Letzter Vulkanausbruch in Bayern ist viel jünger als bisher angenommen
Geologische Sensation in der Oberpfalz

Die Bohrung im erloschenen Vulkan bei Neualbenreuth ist inzwischen in 100 Meter Tiefe vorgedrungen. Von links Landrat Wolfgang Lippert, Ministerin Ulrike Scharf, Neualbenreuths Bürgermeister Klaus Meyer und Dr. Johann Rohrmüller bei der Analyse des Inhalts der Bohrkerne. (Bild: pz)
Neualbenreuth. (dpa) Es ist eine geologische Sensation. Der jüngste Vulkanausbruch in Bayern hat sich vor etwa 200 000 Jahren in der Oberpfalz ereignet. Bislang glaubten die Experten, dass es eine solche Eruption zuletzt vor 20 Millionen Jahren gab. Ein Radweg ist geplant.

Der jüngste Vulkanausbruch in Bayern hat sich damit weitaus später ereignet als bisher angenommen. Im Rahmen einer siebenwöchigen Untersuchung entdeckten Experten des Landesamtes für Umwelt im Landkreis Tirschenreuth vulkanische Überreste. «Das ist eine geologische Sensation. Die letzte massive Vulkanaktivität in Bayern liegt nur einen erdgeschichtlichen Wimpernschlag zurück», sagte Umweltministerin Ulrike Scharf (CSU) am Mittwoch in Neualbenreuth.

Der Vulkan soll mit Hilfe eines neu konzipierten Vulkan-Radwanderwegs den Menschen näher gebracht werden. «So wird die explosive Vergangenheit der Oberpfalz lebendig», betonte Scharf. Bisher wurde angenommen, dass die jüngsten vulkanischen Aktivitäten in der Oberpfalz 10 bis 20 Millionen Jahre zurückliegen.

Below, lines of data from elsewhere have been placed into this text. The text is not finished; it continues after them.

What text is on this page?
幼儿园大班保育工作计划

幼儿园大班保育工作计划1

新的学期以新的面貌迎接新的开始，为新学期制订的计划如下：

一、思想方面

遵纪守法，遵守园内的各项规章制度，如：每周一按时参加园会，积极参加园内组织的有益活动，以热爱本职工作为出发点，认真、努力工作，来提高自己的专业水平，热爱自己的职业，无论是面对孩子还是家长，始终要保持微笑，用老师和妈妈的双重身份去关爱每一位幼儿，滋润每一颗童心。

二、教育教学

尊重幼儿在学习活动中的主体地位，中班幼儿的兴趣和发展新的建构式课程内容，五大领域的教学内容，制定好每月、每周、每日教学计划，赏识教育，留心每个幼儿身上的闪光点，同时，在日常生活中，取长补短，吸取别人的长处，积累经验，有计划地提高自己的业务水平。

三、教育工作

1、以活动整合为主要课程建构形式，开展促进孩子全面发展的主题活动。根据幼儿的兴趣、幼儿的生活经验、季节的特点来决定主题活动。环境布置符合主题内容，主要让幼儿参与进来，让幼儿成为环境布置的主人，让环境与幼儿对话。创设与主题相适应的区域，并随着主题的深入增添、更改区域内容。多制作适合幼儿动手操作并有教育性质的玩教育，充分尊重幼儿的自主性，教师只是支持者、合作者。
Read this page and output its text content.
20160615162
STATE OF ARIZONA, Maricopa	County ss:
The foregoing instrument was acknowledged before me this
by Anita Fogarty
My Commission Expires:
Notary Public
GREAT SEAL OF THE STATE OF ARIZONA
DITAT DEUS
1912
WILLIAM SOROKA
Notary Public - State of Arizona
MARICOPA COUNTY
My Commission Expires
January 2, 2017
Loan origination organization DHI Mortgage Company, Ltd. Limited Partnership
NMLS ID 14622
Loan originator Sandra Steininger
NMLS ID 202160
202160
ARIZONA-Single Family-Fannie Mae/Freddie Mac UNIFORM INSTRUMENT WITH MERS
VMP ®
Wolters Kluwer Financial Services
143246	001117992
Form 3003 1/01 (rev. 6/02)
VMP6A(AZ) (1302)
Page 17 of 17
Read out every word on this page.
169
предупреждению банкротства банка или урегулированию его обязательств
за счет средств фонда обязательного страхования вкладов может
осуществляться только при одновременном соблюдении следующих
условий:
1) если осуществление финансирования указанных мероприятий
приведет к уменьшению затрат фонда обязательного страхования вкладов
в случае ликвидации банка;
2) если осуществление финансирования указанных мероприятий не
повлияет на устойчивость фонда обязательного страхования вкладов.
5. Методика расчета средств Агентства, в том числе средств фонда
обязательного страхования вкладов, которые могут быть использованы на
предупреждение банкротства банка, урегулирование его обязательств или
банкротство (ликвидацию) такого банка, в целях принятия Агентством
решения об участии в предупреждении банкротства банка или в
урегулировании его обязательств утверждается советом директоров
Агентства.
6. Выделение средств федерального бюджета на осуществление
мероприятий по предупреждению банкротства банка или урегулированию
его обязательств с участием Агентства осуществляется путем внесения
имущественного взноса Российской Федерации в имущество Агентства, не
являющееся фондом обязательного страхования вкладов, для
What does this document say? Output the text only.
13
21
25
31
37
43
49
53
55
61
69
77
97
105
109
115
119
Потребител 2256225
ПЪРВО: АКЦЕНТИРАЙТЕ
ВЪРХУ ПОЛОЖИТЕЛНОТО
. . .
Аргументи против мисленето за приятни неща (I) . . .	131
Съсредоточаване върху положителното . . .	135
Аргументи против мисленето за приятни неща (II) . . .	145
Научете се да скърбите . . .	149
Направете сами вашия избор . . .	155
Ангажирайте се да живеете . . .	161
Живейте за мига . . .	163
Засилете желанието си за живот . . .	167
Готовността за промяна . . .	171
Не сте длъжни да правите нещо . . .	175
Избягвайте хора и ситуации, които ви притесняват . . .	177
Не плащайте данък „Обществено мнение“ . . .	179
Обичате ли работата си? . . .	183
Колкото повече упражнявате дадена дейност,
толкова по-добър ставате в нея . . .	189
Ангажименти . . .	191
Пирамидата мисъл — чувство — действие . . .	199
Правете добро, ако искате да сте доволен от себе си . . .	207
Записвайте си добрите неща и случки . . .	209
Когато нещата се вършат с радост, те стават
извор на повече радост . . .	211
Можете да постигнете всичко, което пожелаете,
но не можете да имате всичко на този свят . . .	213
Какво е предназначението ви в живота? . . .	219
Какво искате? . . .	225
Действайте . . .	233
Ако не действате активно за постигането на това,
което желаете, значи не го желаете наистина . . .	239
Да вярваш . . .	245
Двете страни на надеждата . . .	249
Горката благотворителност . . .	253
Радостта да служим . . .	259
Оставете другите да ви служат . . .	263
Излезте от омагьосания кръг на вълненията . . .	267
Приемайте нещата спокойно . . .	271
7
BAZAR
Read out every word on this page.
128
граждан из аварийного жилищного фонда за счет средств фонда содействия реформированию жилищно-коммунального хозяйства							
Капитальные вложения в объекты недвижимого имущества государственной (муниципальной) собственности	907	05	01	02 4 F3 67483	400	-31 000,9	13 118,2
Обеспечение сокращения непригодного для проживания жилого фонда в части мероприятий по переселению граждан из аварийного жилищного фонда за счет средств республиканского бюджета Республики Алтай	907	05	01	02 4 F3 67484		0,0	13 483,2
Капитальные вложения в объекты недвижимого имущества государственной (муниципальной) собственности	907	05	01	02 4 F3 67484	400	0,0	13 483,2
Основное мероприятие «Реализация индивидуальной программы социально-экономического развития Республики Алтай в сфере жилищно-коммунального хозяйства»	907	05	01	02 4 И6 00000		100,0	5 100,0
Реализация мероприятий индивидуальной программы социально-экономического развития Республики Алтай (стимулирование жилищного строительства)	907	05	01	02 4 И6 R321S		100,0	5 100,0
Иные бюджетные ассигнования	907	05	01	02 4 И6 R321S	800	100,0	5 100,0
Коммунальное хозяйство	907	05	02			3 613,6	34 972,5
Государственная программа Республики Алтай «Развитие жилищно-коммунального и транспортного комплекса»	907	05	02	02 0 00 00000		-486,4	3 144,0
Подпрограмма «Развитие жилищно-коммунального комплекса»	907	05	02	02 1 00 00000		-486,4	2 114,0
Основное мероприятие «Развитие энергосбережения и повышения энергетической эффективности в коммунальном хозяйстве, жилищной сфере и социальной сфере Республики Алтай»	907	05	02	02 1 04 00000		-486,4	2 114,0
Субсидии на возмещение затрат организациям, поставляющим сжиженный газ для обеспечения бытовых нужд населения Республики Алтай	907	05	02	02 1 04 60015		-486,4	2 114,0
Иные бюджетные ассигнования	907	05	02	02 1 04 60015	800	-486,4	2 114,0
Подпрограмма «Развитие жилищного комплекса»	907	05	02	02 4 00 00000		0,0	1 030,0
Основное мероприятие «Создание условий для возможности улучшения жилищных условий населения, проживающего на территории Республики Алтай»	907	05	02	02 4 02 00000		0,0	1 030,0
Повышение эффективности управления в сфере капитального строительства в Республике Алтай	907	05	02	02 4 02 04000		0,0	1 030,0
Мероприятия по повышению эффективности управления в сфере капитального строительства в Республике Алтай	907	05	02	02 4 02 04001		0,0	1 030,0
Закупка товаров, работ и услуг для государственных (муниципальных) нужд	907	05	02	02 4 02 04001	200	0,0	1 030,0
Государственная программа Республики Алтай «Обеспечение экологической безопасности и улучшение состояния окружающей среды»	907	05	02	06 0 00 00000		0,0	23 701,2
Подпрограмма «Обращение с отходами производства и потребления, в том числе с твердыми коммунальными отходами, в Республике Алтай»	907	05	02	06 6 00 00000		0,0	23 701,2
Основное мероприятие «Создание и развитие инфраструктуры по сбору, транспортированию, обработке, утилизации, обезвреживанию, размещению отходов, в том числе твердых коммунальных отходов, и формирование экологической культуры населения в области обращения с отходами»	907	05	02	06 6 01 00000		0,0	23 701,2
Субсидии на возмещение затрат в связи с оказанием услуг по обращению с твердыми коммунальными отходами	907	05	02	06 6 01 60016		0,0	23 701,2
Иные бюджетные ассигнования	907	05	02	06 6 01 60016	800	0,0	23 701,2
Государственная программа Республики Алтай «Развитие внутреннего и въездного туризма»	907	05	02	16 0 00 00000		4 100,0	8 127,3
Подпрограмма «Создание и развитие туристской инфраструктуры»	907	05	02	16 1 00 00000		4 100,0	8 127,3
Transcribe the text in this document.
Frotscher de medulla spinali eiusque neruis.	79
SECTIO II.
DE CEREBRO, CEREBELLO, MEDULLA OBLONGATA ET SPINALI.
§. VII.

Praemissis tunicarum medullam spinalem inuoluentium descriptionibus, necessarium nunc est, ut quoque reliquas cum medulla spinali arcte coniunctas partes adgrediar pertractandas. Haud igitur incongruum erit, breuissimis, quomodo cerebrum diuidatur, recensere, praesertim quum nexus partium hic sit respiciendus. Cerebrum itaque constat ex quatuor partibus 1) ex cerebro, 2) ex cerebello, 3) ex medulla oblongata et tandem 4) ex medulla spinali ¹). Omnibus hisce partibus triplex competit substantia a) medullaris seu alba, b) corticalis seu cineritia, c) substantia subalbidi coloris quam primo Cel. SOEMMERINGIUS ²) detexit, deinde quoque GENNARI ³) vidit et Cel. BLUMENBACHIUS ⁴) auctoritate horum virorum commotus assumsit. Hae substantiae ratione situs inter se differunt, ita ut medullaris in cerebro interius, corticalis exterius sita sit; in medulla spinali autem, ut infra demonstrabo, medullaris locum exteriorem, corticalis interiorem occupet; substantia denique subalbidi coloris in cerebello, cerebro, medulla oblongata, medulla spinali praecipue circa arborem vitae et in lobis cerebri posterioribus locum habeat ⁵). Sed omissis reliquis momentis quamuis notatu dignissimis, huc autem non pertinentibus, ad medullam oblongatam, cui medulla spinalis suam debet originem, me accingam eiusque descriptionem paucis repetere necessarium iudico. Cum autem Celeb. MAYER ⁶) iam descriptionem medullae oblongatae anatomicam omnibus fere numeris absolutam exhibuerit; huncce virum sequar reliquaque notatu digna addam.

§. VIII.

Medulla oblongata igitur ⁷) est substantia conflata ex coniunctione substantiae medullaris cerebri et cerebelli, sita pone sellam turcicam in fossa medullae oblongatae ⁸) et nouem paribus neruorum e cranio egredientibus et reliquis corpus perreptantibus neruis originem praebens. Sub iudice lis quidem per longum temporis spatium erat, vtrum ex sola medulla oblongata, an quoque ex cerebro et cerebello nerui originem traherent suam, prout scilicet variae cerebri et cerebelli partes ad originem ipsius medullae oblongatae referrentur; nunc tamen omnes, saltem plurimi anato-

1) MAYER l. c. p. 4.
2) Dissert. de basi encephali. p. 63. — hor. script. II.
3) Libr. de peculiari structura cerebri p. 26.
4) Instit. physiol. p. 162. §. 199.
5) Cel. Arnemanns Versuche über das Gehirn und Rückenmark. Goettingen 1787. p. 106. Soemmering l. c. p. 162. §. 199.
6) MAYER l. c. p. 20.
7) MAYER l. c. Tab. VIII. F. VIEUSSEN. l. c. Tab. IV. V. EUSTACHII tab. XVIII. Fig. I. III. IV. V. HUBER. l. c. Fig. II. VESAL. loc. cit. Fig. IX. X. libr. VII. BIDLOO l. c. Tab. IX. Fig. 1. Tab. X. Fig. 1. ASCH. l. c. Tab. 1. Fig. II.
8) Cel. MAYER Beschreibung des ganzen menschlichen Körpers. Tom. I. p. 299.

Erdgeschichte der Oberpfalz wird neu geschrieben

«Wir werden die Erdgeschichte in der Oberpfalz neu schreiben müssen», sagte der Leiter des Geologischen Dienstes am Landesamt für Umwelt (LfU), Roland Eichhorn. Der Nachweis des jüngsten Ausbruchs in Bayern sei durch den Fund von Relikten vulkanischem Glases erfolgt.

«Zudem können wir die Klimageschichte seit der Steinzeit rekonstruieren», erläuterte Eichhorn. Anhand von Analysen des in 26 Metern gefundenen Pollenspektrums war das Gebiet zum Zeitpunkt der Eruption eine baumlose Kaltsteppe. In den folgenden 80.000 Jahren hatte sich die Gegend aufgrund einer Warmzeit in einen dichten Laub-Mischwald verwandelt. Es folgte wieder eine Eiszeit, in der der Neandertaler vom heutigen Menschen verdrängt wurde - auch der Wald verschwand wieder. Die heutige Landschaft mit Nadelwald und Moor entstand erst in den letzten 10.000 Jahren.

Bohrungen in bis zu 100 Meter Tiefe

Die Experten waren dem Naturphänomen in dem Waldgebiet an der Grenze zu Tschechien mit Hilfe von Bohrungen in bis zu 100 Meter Tiefe auf die Spur kommen. Zuvor waren die Geologen bei routinemäßigen Untersuchungen in dem Waldgebiet auf eine kreisrunde Struktur mit einem Durchmesser von etwa 300 Metern gestoßen. Dabei deutete auf den ersten Blick nichts auf einen Vulkan hin, von einem typischen Trichter war keine Spur zu erkennen.